Is it better to buy something new, or something established?
There are good reasons to invest in both new and existing properties. Deciding which is right for your investment strategy means understanding what makes each option unique.
Buying a new property could benefit investors. There may be depreciation advantages, which you may be able to claim as a tax deduction and often the building itself can be depreciated.
A new property may also come with lower maintenance costs. Tenants may also be more attracted to a new property and be prepared to pay higher rent.
It’s worth weighing up the different ways to get into the market if investing in a new place appeals to you.
House and land packages could be a hassle-free way to build a new property.
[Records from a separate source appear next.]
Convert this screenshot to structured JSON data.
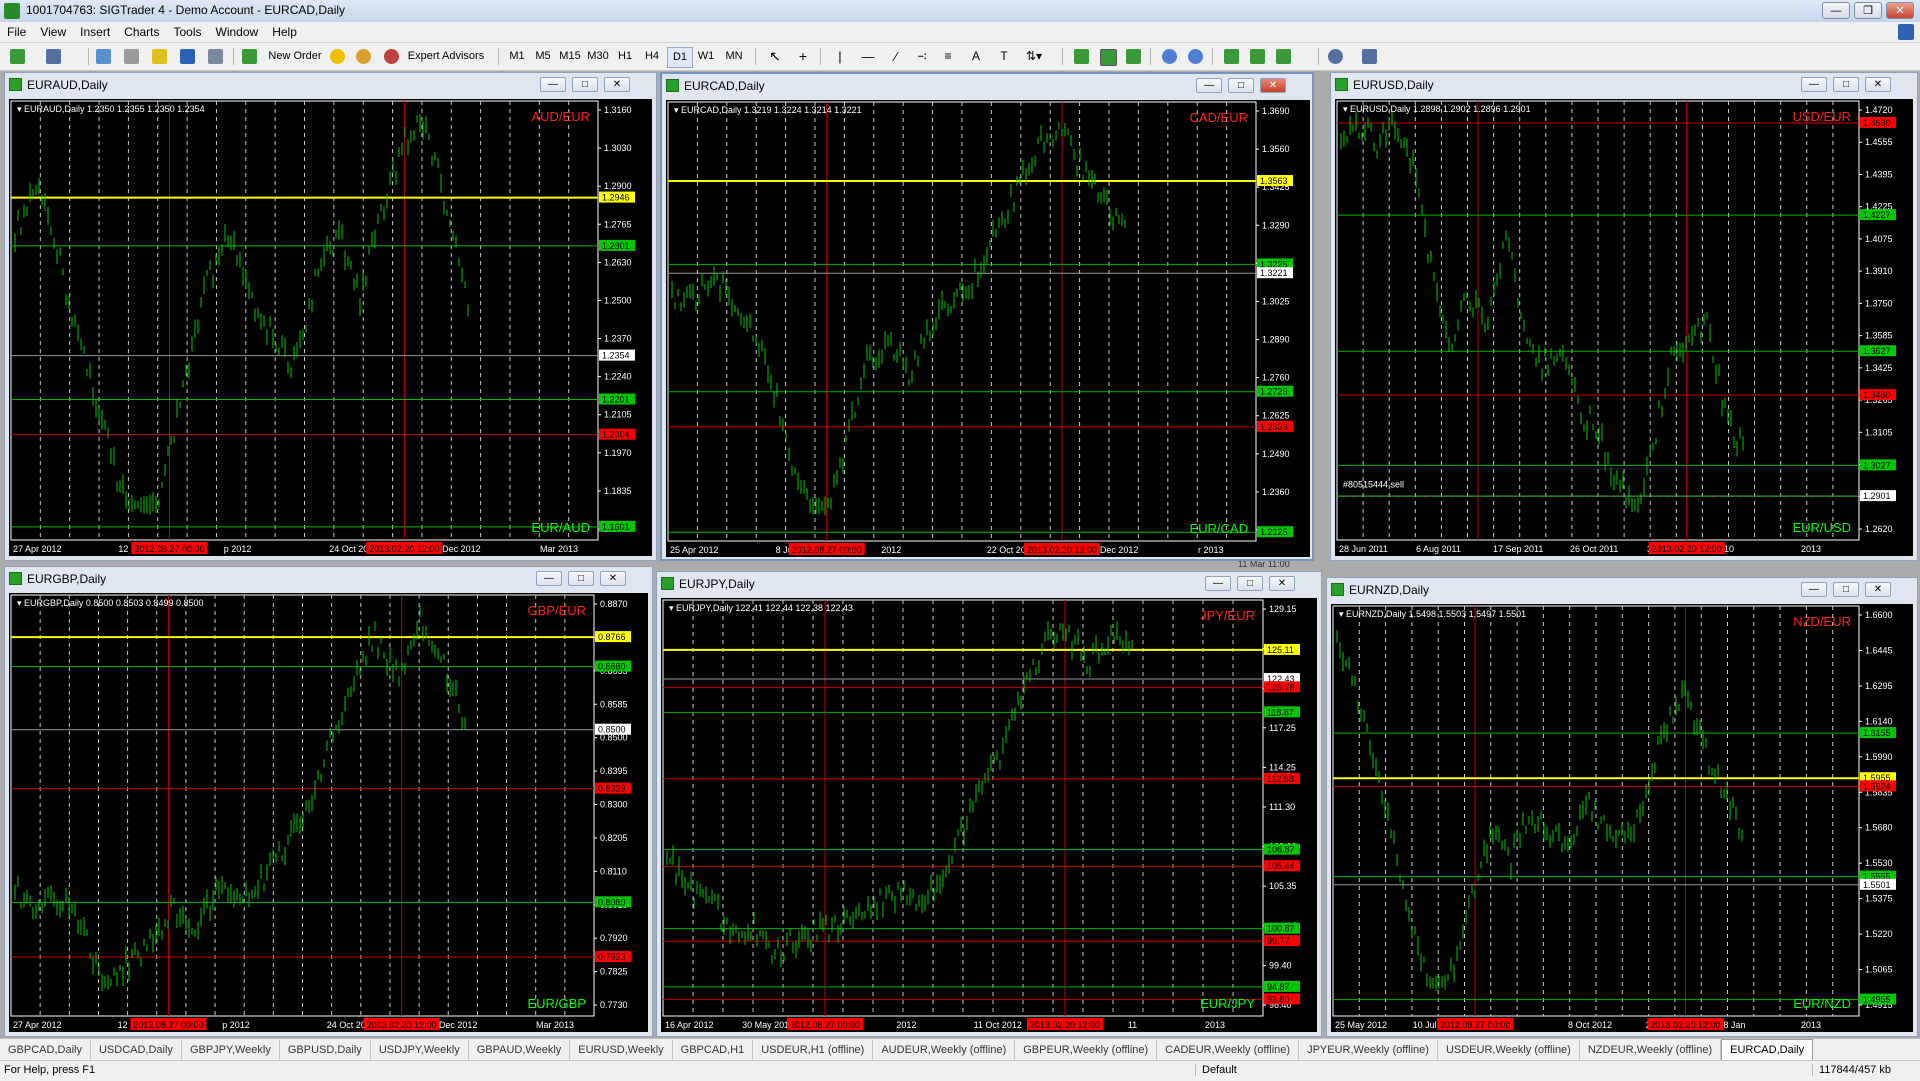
{
  "window": {
    "title": "1001704763: SIGTrader 4 - Demo Account - EURCAD,Daily"
  },
  "menu": [
    "File",
    "View",
    "Insert",
    "Charts",
    "Tools",
    "Window",
    "Help"
  ],
  "toolbar": {
    "new_order": "New Order",
    "expert_advisors": "Expert Advisors",
    "timeframes": [
      "M1",
      "M5",
      "M15",
      "M30",
      "H1",
      "H4",
      "D1",
      "W1",
      "MN"
    ],
    "selected_timeframe": "D1"
  },
  "charts": [
    {
      "title": "EURAUD,Daily",
      "info": "EURAUD,Daily  1.2350 1.2355 1.2350 1.2354",
      "label_top": "AUD/EUR",
      "label_bottom": "EUR/AUD",
      "active": false,
      "prices": [
        "1.3160",
        "1.3030",
        "1.2900",
        "1.2765",
        "1.2630",
        "1.2500",
        "1.2370",
        "1.2240",
        "1.2105",
        "1.1970",
        "1.1835",
        "1.1700"
      ],
      "markers": [
        {
          "text": "1.2946",
          "kind": "yellow"
        },
        {
          "text": "1.2801",
          "kind": "green"
        },
        {
          "text": "1.2354",
          "kind": "white"
        },
        {
          "text": "1.2201",
          "kind": "green"
        },
        {
          "text": "1.2004",
          "kind": "red"
        },
        {
          "text": "1.1601",
          "kind": "green"
        }
      ],
      "dates": [
        "27 Apr 2012",
        "12 Jun 2012",
        "p 2012",
        "24 Oct 2012",
        "7 Dec 2012",
        "Mar 2013"
      ],
      "date_badges": [
        "2012.08.27 00:00",
        "2013.02.20 12:00"
      ],
      "note": ""
    },
    {
      "title": "EURCAD,Daily",
      "info": "EURCAD,Daily  1.3219 1.3224 1.3214 1.3221",
      "label_top": "CAD/EUR",
      "label_bottom": "EUR/CAD",
      "active": true,
      "prices": [
        "1.3690",
        "1.3560",
        "1.3425",
        "1.3290",
        "1.3155",
        "1.3025",
        "1.2890",
        "1.2760",
        "1.2625",
        "1.2490",
        "1.2360",
        "1.2225"
      ],
      "markers": [
        {
          "text": "1.3563",
          "kind": "yellow"
        },
        {
          "text": "1.3225",
          "kind": "green"
        },
        {
          "text": "1.3221",
          "kind": "white"
        },
        {
          "text": "1.2725",
          "kind": "green"
        },
        {
          "text": "1.2533",
          "kind": "red"
        },
        {
          "text": "1.2125",
          "kind": "green"
        }
      ],
      "dates": [
        "25 Apr 2012",
        "8 Jun 2012",
        "2012",
        "22 Oct 2012",
        "5 Dec 2012",
        "r 2013"
      ],
      "date_badges": [
        "2012.08.27 00:00",
        "2013.02.20 12:00"
      ],
      "note": ""
    },
    {
      "title": "EURUSD,Daily",
      "info": "EURUSD,Daily  1.2898 1.2902 1.2896 1.2901",
      "label_top": "USD/EUR",
      "label_bottom": "EUR/USD",
      "active": false,
      "prices": [
        "1.4720",
        "1.4555",
        "1.4395",
        "1.4225",
        "1.4075",
        "1.3910",
        "1.3750",
        "1.3585",
        "1.3425",
        "1.3265",
        "1.3105",
        "1.2945",
        "1.2780",
        "1.2620"
      ],
      "markers": [
        {
          "text": "1.4630",
          "kind": "red"
        },
        {
          "text": "1.4227",
          "kind": "green"
        },
        {
          "text": "1.3627",
          "kind": "green"
        },
        {
          "text": "1.3460",
          "kind": "red"
        },
        {
          "text": "1.3027",
          "kind": "green"
        },
        {
          "text": "1.2901",
          "kind": "white"
        }
      ],
      "dates": [
        "28 Jun 2011",
        "6 Aug 2011",
        "17 Sep 2011",
        "26 Oct 2011",
        "3 Dec 2011",
        "10",
        "2013"
      ],
      "date_badges": [
        "2013.02.20 12:00"
      ],
      "note": "#80515444 sell"
    },
    {
      "title": "EURGBP,Daily",
      "info": "EURGBP,Daily  0.8500 0.8503 0.8499 0.8500",
      "label_top": "GBP/EUR",
      "label_bottom": "EUR/GBP",
      "active": false,
      "prices": [
        "0.8870",
        "0.8765",
        "0.8655",
        "0.8585",
        "0.8500",
        "0.8395",
        "0.8300",
        "0.8205",
        "0.8110",
        "0.8015",
        "0.7920",
        "0.7825",
        "0.7730"
      ],
      "markers": [
        {
          "text": "0.8766",
          "kind": "yellow"
        },
        {
          "text": "0.8680",
          "kind": "green"
        },
        {
          "text": "0.8500",
          "kind": "white"
        },
        {
          "text": "0.8339",
          "kind": "red"
        },
        {
          "text": "0.8080",
          "kind": "green"
        },
        {
          "text": "0.7933",
          "kind": "red"
        }
      ],
      "dates": [
        "27 Apr 2012",
        "12 Jun 2012",
        "p 2012",
        "24 Oct 2012",
        "7 Dec 2012",
        "Mar 2013"
      ],
      "date_badges": [
        "2012.08.27 00:00",
        "2013.02.20 12:00"
      ],
      "note": ""
    },
    {
      "title": "EURJPY,Daily",
      "info": "EURJPY,Daily  122.41 122.44 122.38 122.43",
      "label_top": "JPY/EUR",
      "label_bottom": "EUR/JPY",
      "active": false,
      "prices": [
        "129.15",
        "126.20",
        "123.20",
        "117.25",
        "114.25",
        "111.30",
        "108.30",
        "105.35",
        "102.35",
        "99.40",
        "96.40"
      ],
      "markers": [
        {
          "text": "125.11",
          "kind": "yellow"
        },
        {
          "text": "122.43",
          "kind": "white"
        },
        {
          "text": "120.78",
          "kind": "red"
        },
        {
          "text": "118.87",
          "kind": "green"
        },
        {
          "text": "112.58",
          "kind": "red"
        },
        {
          "text": "106.87",
          "kind": "green"
        },
        {
          "text": "105.44",
          "kind": "red"
        },
        {
          "text": "100.87",
          "kind": "green"
        },
        {
          "text": "99.77",
          "kind": "red"
        },
        {
          "text": "94.87",
          "kind": "green"
        },
        {
          "text": "93.80",
          "kind": "red"
        }
      ],
      "dates": [
        "16 Apr 2012",
        "30 May 2012",
        "13 Ju",
        "2012",
        "11 Oct 2012",
        "26 Nov 2012",
        "11",
        "2013"
      ],
      "date_badges": [
        "2012.08.27 00:00",
        "2013.02.20 12:00"
      ],
      "note": ""
    },
    {
      "title": "EURNZD,Daily",
      "info": "EURNZD,Daily  1.5498 1.5503 1.5497 1.5501",
      "label_top": "NZD/EUR",
      "label_bottom": "EUR/NZD",
      "active": false,
      "prices": [
        "1.6600",
        "1.6445",
        "1.6295",
        "1.6140",
        "1.5990",
        "1.5835",
        "1.5680",
        "1.5530",
        "1.5375",
        "1.5220",
        "1.5065",
        "1.4915"
      ],
      "markers": [
        {
          "text": "1.6155",
          "kind": "green"
        },
        {
          "text": "1.5955",
          "kind": "yellow"
        },
        {
          "text": "1.5924",
          "kind": "red"
        },
        {
          "text": "1.5555",
          "kind": "green"
        },
        {
          "text": "1.5501",
          "kind": "white"
        },
        {
          "text": "1.4955",
          "kind": "green"
        }
      ],
      "dates": [
        "25 May 2012",
        "10 Jul",
        "2",
        "8 Oct 2012",
        "21 Nov 2012",
        "8 Jan",
        "2013"
      ],
      "date_badges": [
        "2012.08.27 00:00",
        "2013.02.20 12:00"
      ],
      "note": ""
    }
  ],
  "extra": {
    "stray_date": "11 Mar 11:00"
  },
  "tabs": [
    "GBPCAD,Daily",
    "USDCAD,Daily",
    "GBPJPY,Weekly",
    "GBPUSD,Daily",
    "USDJPY,Weekly",
    "GBPAUD,Weekly",
    "EURUSD,Weekly",
    "GBPCAD,H1",
    "USDEUR,H1 (offline)",
    "AUDEUR,Weekly (offline)",
    "GBPEUR,Weekly (offline)",
    "CADEUR,Weekly (offline)",
    "JPYEUR,Weekly (offline)",
    "USDEUR,Weekly (offline)",
    "NZDEUR,Weekly (offline)",
    "EURCAD,Daily"
  ],
  "selected_tab": "EURCAD,Daily",
  "status": {
    "help": "For Help, press F1",
    "profile": "Default",
    "traffic": "117844/457 kb"
  },
  "colors": {
    "candle": "#00c800",
    "yellow": "#ffff00",
    "green_line": "#00b400",
    "red_line": "#c80000",
    "label_red": "#ff2020",
    "label_green": "#00ff00"
  }
}
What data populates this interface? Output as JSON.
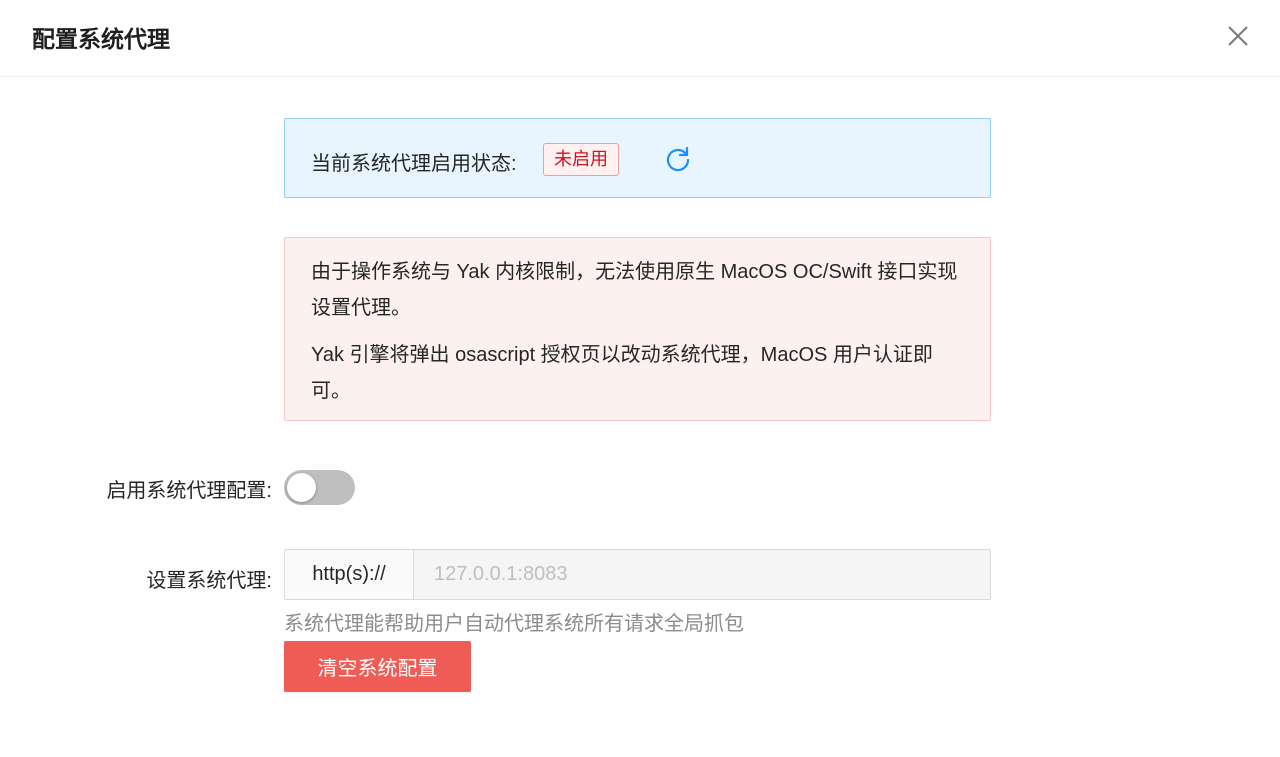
{
  "modal": {
    "title": "配置系统代理",
    "close_icon": "close-icon"
  },
  "status": {
    "label": "当前系统代理启用状态:",
    "tag": "未启用",
    "tag_color": "#cf1322",
    "refresh_icon": "refresh-icon"
  },
  "warning": {
    "paragraphs": [
      "由于操作系统与 Yak 内核限制，无法使用原生 MacOS OC/Swift 接口实现设置代理。",
      "Yak 引擎将弹出 osascript 授权页以改动系统代理，MacOS 用户认证即可。"
    ]
  },
  "form": {
    "enable_label": "启用系统代理配置:",
    "enabled": false,
    "proxy_label": "设置系统代理:",
    "proxy_prefix": "http(s)://",
    "proxy_value": "",
    "proxy_placeholder": "127.0.0.1:8083",
    "help": "系统代理能帮助用户自动代理系统所有请求全局抓包",
    "clear_button": "清空系统配置",
    "clear_button_color": "#ef5b55"
  }
}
Select a block of land in a new development and choose your preferred home design from a range of builders.
House and land packages are sometimes found in new estates located in developing suburbs. Be sure to check the location includes facilities such as schools, shops and transport links that might appeal to tenants.
Buying land and building later offers the freedom to choose your location and design the residence to your specs. It may also provide financial rewards.
Some states only charge stamp duty on the value of vacant land. So you don’t pay stamp duty on the value of the dwelling you build down the track. Check your state or territory’s rules around this.
It’s important to factor in all the costs. For instance, a sloping block example may be more expensive to build on, as it might need a custom-built residence that works with the land’s gradient.
Buying off the plan involves committing to a property, like an apartment, which is not yet built.
This could mean stamp duty savings. Developers may also offer discounts and other incentives to early buyers in a competitive market.
But there are also risks. The property market may fluctuate during the construction period and it could mean your property is worth less than you expected on completion.
Building a new dwelling may involve slightly different funding requirements than an established property. You may need two loans – one for the land and another to build the residence. Some lenders can bundle these together. Or speak to an Aussie Broker about the loan options that work for you.
It’s also important to speak to a tax professional. You may not receive rental income while building is underway1. This could impact your cash flow. Knowing how to manage this is an important step towards successful investing.
There’s a lot to be said for investing in an established property. There’s no guesswork and stress of building a new place. The property may potentially be tenanted as soon as you buy it. It may even be sold with a tenant. This ability to earn a rent return from day one could be a plus for your cash flow.
There are lots of different property types. So think through which type of residence is right for your needs.
Apartments are sometimes more affordable than houses. They may also produce higher rental yields than houses. That’s good news if you have a tight buying budget.
Units have other pluses. They may have lower council rates and maintenance requirements. But you may need to pay body corporate fees and strata levies. These costs go towards maintaining common areas.
The title or type of ownership differs between apartments and houses. Torrens titles typically apply to standalone properties like houses. This means you own the whole property including the house and land.
Strata title applies where there are common or shared areas. This is usually the case with apartments. Buyers own the interior of their unit. But common areas tend to be collectively owned and managed through an owners’ corporation.
A duplex is a single dwelling made up of two homes that share a common wall. Both homes in a duplex may be on the one title. A semi-detached house sits on a separate block of land. Unless each home has its own title, they cannot usually be sold individually. This is something to consider as it could make the property hard to sell.
Property sold as part of a deceased estate could be an opportunity to pick up a bargain. But be aware of any potential downsides if you buy a deceased estate property or inherit property.
The property’s title is critical. In some states, property can’t usually be sold if the deceased’s name appears on the title deeds. It may be time consuming to change the name to the surviving spouse or estate’s executor. It’s a good idea to check this with your legal rep at an early stage.
A deceased estate property may also need repairs or an extensive makeover before it can be tenanted. Be sure you have the funds available to do work to bring the dwelling to safe and modern standards.